Toge (峠) is the Japanese for mountain pass, and considering Japan is three quarters mountains there are quite a few. The mountains offer a respite from the crowds of the plains and the coast, a place to be stopped in the middle of road by a troup of monkeys, rather than a man with a loud-speaker yelling at you. The noise of unknown critters in the undergrowth offer a hint of fear, rather than the well-known critters of the pachinko parlour, offering a cacophony of electronic pinball noise and wafts of cigarette smoke whenever you pass by.
Sadly, a lot of Toge have been closed due to landslides of late, the roads still un-repaired from Typhoon Number 19, and others have remained out of reach for me due to my COVID-era policy of avoiding trains as much as possible. However, I have relaxed my train policy a little (allowing myself to take the empty early morning train out), and with some press-ups and sit-ups my flimsy arms are now able to hoist my bike over some of those “road closed” barriers.

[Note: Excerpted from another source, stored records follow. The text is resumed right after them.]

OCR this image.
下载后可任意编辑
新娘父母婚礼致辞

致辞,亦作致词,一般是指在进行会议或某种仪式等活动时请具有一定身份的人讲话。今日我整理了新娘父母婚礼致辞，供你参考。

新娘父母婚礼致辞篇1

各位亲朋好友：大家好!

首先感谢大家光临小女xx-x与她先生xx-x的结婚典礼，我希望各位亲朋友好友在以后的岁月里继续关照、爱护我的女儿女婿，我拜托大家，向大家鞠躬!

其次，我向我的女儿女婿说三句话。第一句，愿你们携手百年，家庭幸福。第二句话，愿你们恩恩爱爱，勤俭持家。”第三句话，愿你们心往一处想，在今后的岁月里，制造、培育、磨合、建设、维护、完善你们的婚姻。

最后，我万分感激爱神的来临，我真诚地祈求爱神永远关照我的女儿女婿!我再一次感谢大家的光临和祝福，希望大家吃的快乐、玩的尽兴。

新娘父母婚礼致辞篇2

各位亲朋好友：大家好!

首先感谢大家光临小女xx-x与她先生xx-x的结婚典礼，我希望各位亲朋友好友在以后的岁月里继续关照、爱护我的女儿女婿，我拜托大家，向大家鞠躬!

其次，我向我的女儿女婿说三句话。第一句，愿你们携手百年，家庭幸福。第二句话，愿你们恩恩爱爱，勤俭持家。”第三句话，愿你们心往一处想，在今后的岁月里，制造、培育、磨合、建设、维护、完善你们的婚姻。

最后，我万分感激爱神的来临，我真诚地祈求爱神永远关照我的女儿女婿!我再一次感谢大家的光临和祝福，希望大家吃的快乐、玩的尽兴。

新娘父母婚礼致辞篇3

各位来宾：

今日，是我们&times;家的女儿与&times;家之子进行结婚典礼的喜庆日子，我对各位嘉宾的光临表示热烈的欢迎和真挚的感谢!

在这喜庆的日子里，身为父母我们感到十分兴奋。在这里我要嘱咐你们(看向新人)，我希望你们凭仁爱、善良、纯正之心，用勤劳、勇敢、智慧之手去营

Recently I had been wanting to revisit Yanagisawa Toge, to climb it from the Yamanashi side, more than a 1000 metres of constant climbing over 18km, and a long gorgeous 50km descent to Okutama – that is what I was looking forward to. I took an early train out, knowing that the first half of the climb would be hot; this part is steep, up a heat-sink of a narrow concrete road completely absent of shade. In mid-August it becomes a funnel of intense heat, and my heart-rate was stuck worryingly high, no matter how slow I pedaled. I felt like some mobile solar panel, or the centre of some celestial magnifying glass… and I was ready to be sick and pass out by the time I reached the Udon restaurant at the half-way point.
But now at almost a thousand metres elevation the heat had become almost bearable, further helped by some cloud cover and a couple of bottles of tea from the proprietor.

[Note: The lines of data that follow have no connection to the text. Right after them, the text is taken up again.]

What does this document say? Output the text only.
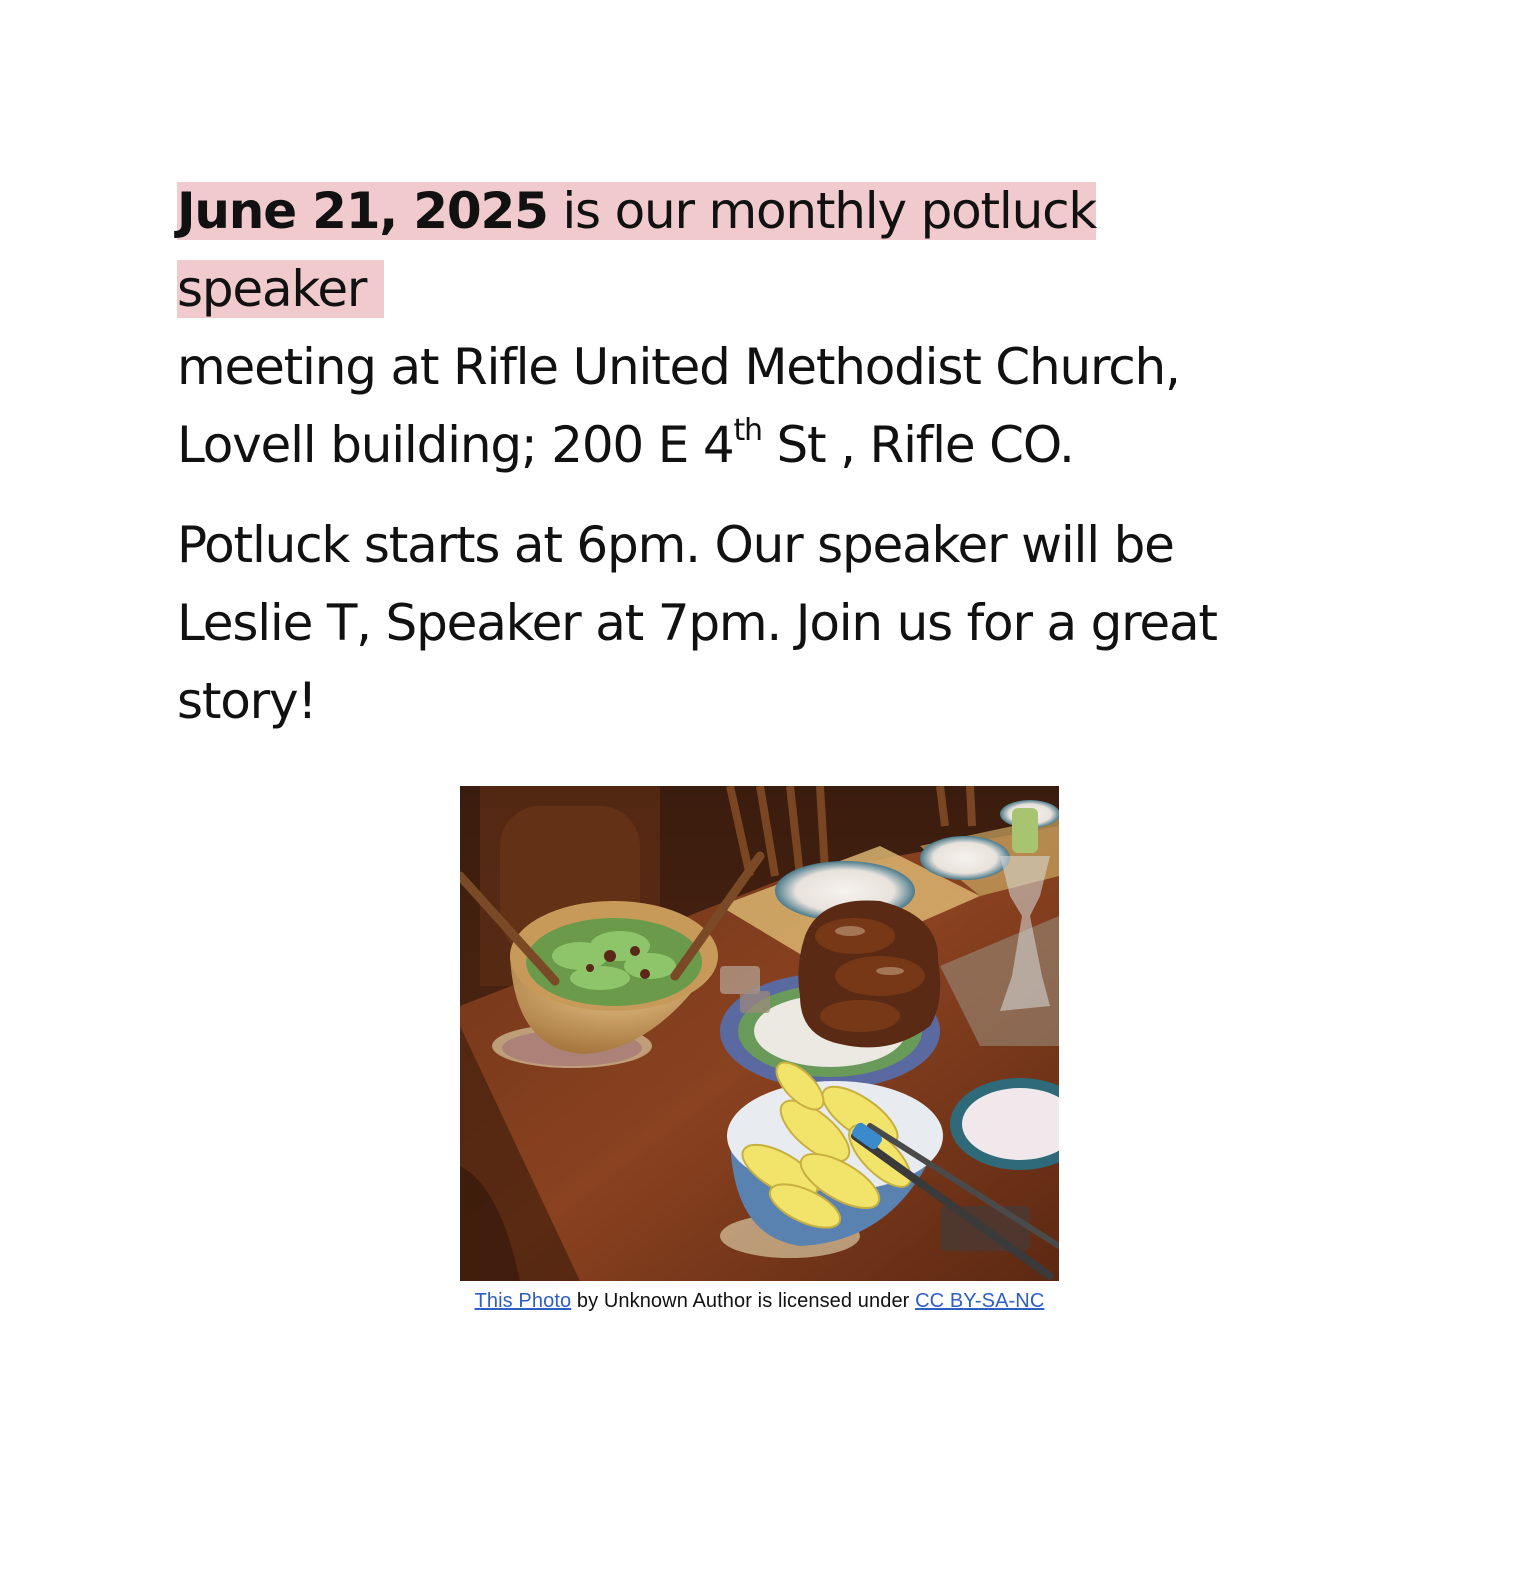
June 21, 2025 is our monthly potluck speaker
meeting at Rifle United Methodist Church,
Lovell building; 200 E 4th St , Rifle CO.

Potluck starts at 6pm. Our speaker will be
Leslie T, Speaker at 7pm. Join us for a great
story!

This Photo by Unknown Author is licensed under CC BY-SA-NC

There were more bridges and tunnels than I remembered – this side of Yanagisawa was never much to shout about (unless you were descending across one of those bridges in a cross-wind, in which case it was a scream…), but the last majestic turn to the final approach to the top of the pass is now cut off by some monstrous tunnel, and the old road was being ravaged by trucks and diggers. The acrid smell of recent tarmac hung heavy in the air.
In the old days I used to be in awe of Yanagisawa, an old rough road deep in mountains that took you to the mile-high border between Tokyo and Yamanashi prefectures. There was something about this road, a single thin red line across a map of untamed whitespace and contour lines; there was always an adventure waiting here. It should have been allowed to age gracefully. However, little by little, year by year, tunnels had been bored through Yanagisawa’s beautiful lines, and the mountain sides given a modern, grey facelift with yet more concrete supports.
There were still some surprises, still pools of the old magic in places, but it wasn’t the same. In the end it was Imagawa Toge that saved the day, a modest climb easily overlooked on the rollercoaster descent to Lake Okutamako.
Quiet, steep and snaking upwards through the forest; a family of deer ran by me startled by my heavy breathing (not the first, and not the last), ending at an ancient mountain shrine on the other side, after a switchback-riddled descent. I rested on the worn wooden floorboards of the shrine for a while, looking back up at Imagawa Toge, then filled up my water bottles from the spring nearby, and set off for home. It had been a good day, after all.